Rizal terdiam. Sejak tadi ia sudah menarik tangannya dari sungai. Sampan masih bergerak mengikuti arus Sungai Kateman.

"Masih aman berarti di sekitar Jetty," 

Rizal memandangi tepian sungai yang ditumbuhi semak belukar yang ujung daunnya terendam air dan meliuk-liuk di pinggir sungai.

"Siapa yang bilang aman? beberapa kali security di pos B1 dan B2 melihat monster air itu berenang ke tepian dekat dengan Jetty. Makanya Pak Rizal harus hati-hati kalau berdiri di tangga bagian bawah Jetty. Takutnya disambar buaya!" Edi Badak tertawa di tengah kesibukannya membawa perahu mengarungi Sungai Kateman.

"Habitatnya terganggu, makanya dia muncul ke wilayah yang di kuasai manusia," ujar Rizal berargumen.

Edi Badak menyeka keringat di pelipisnya.

"Siapa pula yang mengganggu, apa tadi belikat?"

Sontak Rizal tertawa 

"Habitat! Belikat itu tulang yang ada di punggung," Rizal geleng-geleng kepala.

"Maklumlah Pak Riz, aku ni tak sekolah tinggi jadi agak bodoh sikit," ujar Edi Badak malu hati.

"Kalau masalah pengetahuan umum seperti itu tak perlu sekolah tinggi-tinggi, asal kau rajin membaca buku atau majalah. Pasti mengerti apa itu belikat, apa itu habitat."

"Jadi habitat itu apa?" Edi Badak menyela.

"Habitat, bagi seekor hewan adalah sebuah wilayah yang menyediakan segala hal yang dibutuhkannya untuk mencari dan mengumpulkan makanan, memilih pasangan, dan berhasil bereproduksi di tempat itu." Rizal menerangkan panjang lebar.

"Rasa-rasanya tak ada yang mengganggu habitat buaya-buaya itu. Siapa pula yang berani?" Edi Badak menyangkal tuduhan Rizal tadi soal merusak habitat buaya.

"Pengerukan pasir sungai secara besar-besaran, apakah itu tidak merusak habitat buaya di sini?"

Edi Badak terdiam. Ia melihat sendiri bagaimana ponton setinggi bangunan bertingkat dua itu, sering hilir mudik membawa pasir yang menggunung di atas ponton yang ditarik oleh tug boat, melintas di depan pos B1 dan B2. Pernah terbersit di benaknya mau dibawa kemana pasir sebanyak itu dan untuk apa?
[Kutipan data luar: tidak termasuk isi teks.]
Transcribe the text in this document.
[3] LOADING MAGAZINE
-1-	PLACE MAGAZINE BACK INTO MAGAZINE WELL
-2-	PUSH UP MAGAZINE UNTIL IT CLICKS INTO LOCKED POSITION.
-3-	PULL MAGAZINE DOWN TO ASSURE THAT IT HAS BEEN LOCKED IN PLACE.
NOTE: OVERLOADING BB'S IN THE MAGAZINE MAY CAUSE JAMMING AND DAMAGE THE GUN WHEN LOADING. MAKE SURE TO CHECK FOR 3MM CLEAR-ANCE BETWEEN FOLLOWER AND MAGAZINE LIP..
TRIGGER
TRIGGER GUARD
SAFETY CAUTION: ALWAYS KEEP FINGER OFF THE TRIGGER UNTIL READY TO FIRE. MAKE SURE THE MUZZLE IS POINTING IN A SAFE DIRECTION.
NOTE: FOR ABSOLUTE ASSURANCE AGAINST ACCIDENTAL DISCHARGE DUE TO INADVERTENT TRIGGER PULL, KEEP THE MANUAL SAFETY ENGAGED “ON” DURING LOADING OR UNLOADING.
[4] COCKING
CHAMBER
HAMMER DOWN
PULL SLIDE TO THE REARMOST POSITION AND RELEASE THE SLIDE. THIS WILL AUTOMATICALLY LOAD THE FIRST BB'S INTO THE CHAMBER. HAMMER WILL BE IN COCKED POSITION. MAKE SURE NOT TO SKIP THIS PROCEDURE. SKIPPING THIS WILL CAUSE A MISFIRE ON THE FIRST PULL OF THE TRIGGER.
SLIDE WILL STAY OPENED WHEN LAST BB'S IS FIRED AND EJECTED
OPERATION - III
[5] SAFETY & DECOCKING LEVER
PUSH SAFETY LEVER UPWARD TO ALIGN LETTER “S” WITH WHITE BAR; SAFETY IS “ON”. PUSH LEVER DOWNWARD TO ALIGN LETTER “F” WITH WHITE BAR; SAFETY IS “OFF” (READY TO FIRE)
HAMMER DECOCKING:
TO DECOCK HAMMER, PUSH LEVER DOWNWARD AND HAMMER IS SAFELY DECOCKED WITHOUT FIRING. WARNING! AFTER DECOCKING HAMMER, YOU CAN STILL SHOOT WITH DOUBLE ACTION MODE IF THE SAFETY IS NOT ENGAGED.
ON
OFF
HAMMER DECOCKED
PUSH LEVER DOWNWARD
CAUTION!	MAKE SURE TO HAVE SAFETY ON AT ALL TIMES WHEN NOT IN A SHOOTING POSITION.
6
"Iya, sering melihat tug boat menarik ponton besar, mengangkut pasir dari hulu sungai. Itu untuk apa, Pak Riz?" Edi Badak melempar pertanyaan yang selama ini belum terjawab dan membuatnya bertanya-tanya.

"Mungkin dijual ke negara tetangga. Siapa tahu?" Rizal menjawab asal-asalan.

Edi Badak merengut.

"Nggak sekalian sama batu batanya, semen dan kapur juga, siapa tahu negara tetangga mau membangun gedung pencakar langit?" ujar Edi Badak kesal.